According to an Associated Press report, light sweet crude for December delivery on the New York Mercantile Exchange fell 70 cents to $59.15 a barrel in afternoon trading. Heating oil futures fell 4 cents to $1.765 a gallon, while gasoline futures dropped 3.46 cents to $1.569 per gallon.
In its weekly petroleum supply report, the federal Energy Information Administration (EIA) said Wednesday that U.S. crude inventories rose by 2.7 million barrels to 319.1 million barrels, or 12% above year ago levels. Gasoline inventories grew by 1 million barrels to 196.9 million barrels, or 3% below year ago levels.
The EIA data also showed that average daily gasoline demand over the past four weeks was 1.7% below year ago levels. However, the gap is narrowing because consumption has been rising week to week since the start of October.
“We’re moving back into last year’s range” for demand, said broker Andrew Lebow at Man Financial Inc. in New York. But Lebow said he considered the government report, overall, to be bearish for energy prices.
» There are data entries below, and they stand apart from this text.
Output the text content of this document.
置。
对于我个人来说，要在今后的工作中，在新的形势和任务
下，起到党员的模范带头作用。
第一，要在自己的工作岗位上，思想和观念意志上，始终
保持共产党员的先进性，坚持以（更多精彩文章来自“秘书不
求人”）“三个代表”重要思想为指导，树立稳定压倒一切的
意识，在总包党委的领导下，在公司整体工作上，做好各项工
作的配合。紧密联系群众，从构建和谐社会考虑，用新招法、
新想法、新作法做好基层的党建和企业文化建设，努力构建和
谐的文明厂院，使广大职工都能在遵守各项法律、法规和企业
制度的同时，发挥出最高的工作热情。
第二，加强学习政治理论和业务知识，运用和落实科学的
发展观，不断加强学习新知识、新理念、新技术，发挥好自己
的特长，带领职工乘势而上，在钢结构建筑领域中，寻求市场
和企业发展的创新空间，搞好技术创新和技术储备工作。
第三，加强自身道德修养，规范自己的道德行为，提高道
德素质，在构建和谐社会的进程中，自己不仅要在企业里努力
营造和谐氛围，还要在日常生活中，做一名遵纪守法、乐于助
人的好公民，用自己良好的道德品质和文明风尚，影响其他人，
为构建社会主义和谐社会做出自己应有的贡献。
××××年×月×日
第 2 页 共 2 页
Oil prices fell below $60 a barrel for the first time in more than three months on Monday due to seasonally warm weather in parts of the U.S., dampening demand for home heating fuels such as natural gas and heating oil. Crude futures are about 15% below their Aug. 30 peak of $70.85.
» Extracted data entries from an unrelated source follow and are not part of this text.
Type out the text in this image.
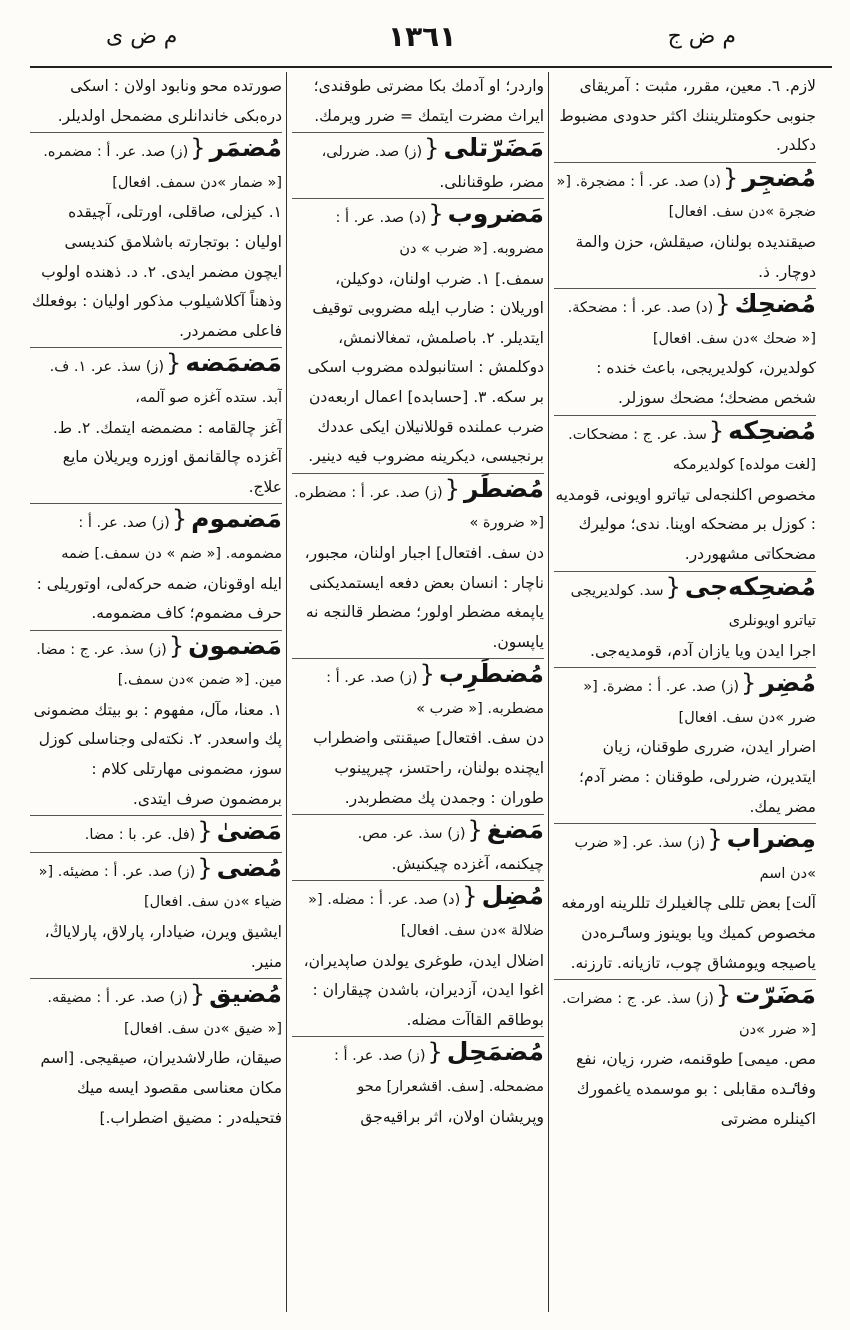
م ض ی	١٣٦١	م ض ج
لازم. ٦. معين، مقرر، مثبت : آمريقاى جنوبى حكومتلريننك اكثر حدودى مضبوط دكلدر.
مُضجِر{(د) صد. عر. أ : مضجرة. [« ضجرة »دن سف. افعال]
صيقنديده بولنان، صيقلش، حزن والمة دوچار. ذ.
مُضحِك{(د) صد. عر. أ : مضحكة. [« ضحك »دن سف. افعال]
كولديرن، كولديريجى، باعث خنده : شخص مضحك؛ مضحك سوزلر.
مُضحِكه{سذ. عر. ج : مضحكات. [لغت مولده] كولديرمكه
مخصوص اكلنجه‌لى تياترو اويونى، قومديه : كوزل بر مضحكه اوينا. ندى؛ موليرك مضحكاتى مشهوردر.
مُضحِكه‌جى{سد. كولديريجى تياترو اويونلرى
اجرا ايدن ويا يازان آدم، قومديه‌جى.
مُضِر{(ز) صد. عر. أ : مضرة. [« ضرر »دن سف. افعال]
اضرار ايدن، ضررى طوقنان، زيان ايتديرن، ضررلى، طوقنان : مضر آدم؛ مضر يمك.
مِضراب{(ز) سذ. عر. [« ضرب »دن اسم
آلت] بعض تللى چالغيلرك تللرينه اورمغه مخصوص كميك ويا بوينوز وساٸره‌دن ياصيجه ويومشاق چوب، تازيانه. تارزنه.
مَضَرّت{(ز) سذ. عر. ج : مضرات. [« ضرر »دن
مص. ميمى] طوقنمه، ضرر، زيان، نفع وفاٸده مقابلى : بو موسمده ياغمورك اكينلره مضرتى
واردر؛ او آدمك بكا مضرتى طوقندى؛ ايراث مضرت ايتمك = ضرر ويرمك.
مَضَرّتلى{(ز) صد. ضررلى،
مضر، طوقنانلى.
مَضروب{(د) صد. عر. أ : مضروبه. [« ضرب » دن
سمف.] ١. ضرب اولنان، دوكيلن، اوريلان : ضارب ايله مضروبى توقيف ايتديلر. ٢. باصلمش، تمغالانمش، دوكلمش : استانبولده مضروب اسكى بر سكه. ٣. [حسابده] اعمال اربعه‌دن ضرب عملنده قوللانيلان ايكى عددك برنجيسى، ديكرينه مضروب فيه دينير.
مُضطَر{(ز) صد. عر. أ : مضطره. [« ضرورة »
دن سف. افتعال] اجبار اولنان، مجبور، ناچار : انسان بعض دفعه ايستمديكنى ياپمغه مضطر اولور؛ مضطر قالنجه نه ياپسون.
مُضطَرِب{(ز) صد. عر. أ : مضطربه. [« ضرب »
دن سف. افتعال] صيقنتى واضطراب ايچنده بولنان، راحتسز، چيرپينوب طوران : وجمدن پك مضطربدر.
مَضغ{(ز) سذ. عر. مص.
چيكنمه، آغزده چيكنيش.
مُضِل{(د) صد. عر. أ : مضله. [« ضلالة »دن سف. افعال]
اضلال ايدن، طوغرى يولدن صاپديران، اغوا ايدن، آزديران، باشدن چيقاران : بوطاقم القاآت مضله.
مُضمَحِل{(ز) صد. عر. أ : مضمحله. [سف. اقشعرار] محو
وپريشان اولان، اثر براقيه‌جق
صورتده محو ونابود اولان : اسكى دره‌بكى خاندانلرى مضمحل اولديلر.
مُضمَر{(ز) صد. عر. أ : مضمره. [« ضمار »دن سمف. افعال]
١. كيزلى، صاقلى، اورتلى، آچيقده اوليان : بوتجارته باشلامق كنديسى ايچون مضمر ايدى. ٢. د. ذهنده اولوب وذهناً آكلاشيلوب مذكور اوليان : بوفعلك فاعلى مضمردر.
مَضمَضه{(ز) سذ. عر. ١. ف. آبد. ستده آغزه صو آلمه،
آغز چالقامه : مضمضه ايتمك. ٢. ط. آغزده چالقانمق اوزره ويريلان مايع علاج.
مَضموم{(ز) صد. عر. أ : مضمومه. [« ضم » دن سمف.] ضمه
ايله اوقونان، ضمه حركه‌لى، اوتوريلى : حرف مضموم؛ كاف مضمومه.
مَضمون{(ز) سذ. عر. ج : مضا. مين. [« ضمن »دن سمف.]
١. معنا، مآل، مفهوم : بو بيتك مضمونى پك واسعدر. ٢. نكته‌لى وجناسلى كوزل سوز، مضمونى مهارتلى كلام : برمضمون صرف ايتدى.
مَضىٰ{(فل. عر. با : مضا.
مُضى{(ز) صد. عر. أ : مضيئه. [« ضياء »دن سف. افعال]
ايشيق ويرن، ضيادار، پارلاق، پارلاياڭ، منير.
مُضيق{(ز) صد. عر. أ : مضيقه. [« ضيق »دن سف. افعال]
صيقان، طارلاشديران، صيقيجى. [اسم مكان معناسى مقصود ايسه ميك فتحيله‌در : مضيق اضطراب.]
Gasoline futures are sharply below their late August peak due to the recovery of refinery operations along the Gulf coast in the aftermath of hurricanes Katrina and Rita. Signs of slightly lower demand for gasoline have also had an impact on the market. Last week, the average retail price for a gallon of gasoline nationwide was $2.48 per gallon, or 12 cents higher than the year before.
“The post-hurricane price effects really hit a nerve with consumers and it’s affected market psychology as well,” Jim Burkhard at Cambridge Energy Research Associates said. “But we’re not likely to see the same degree of demand destruction in the next few months.”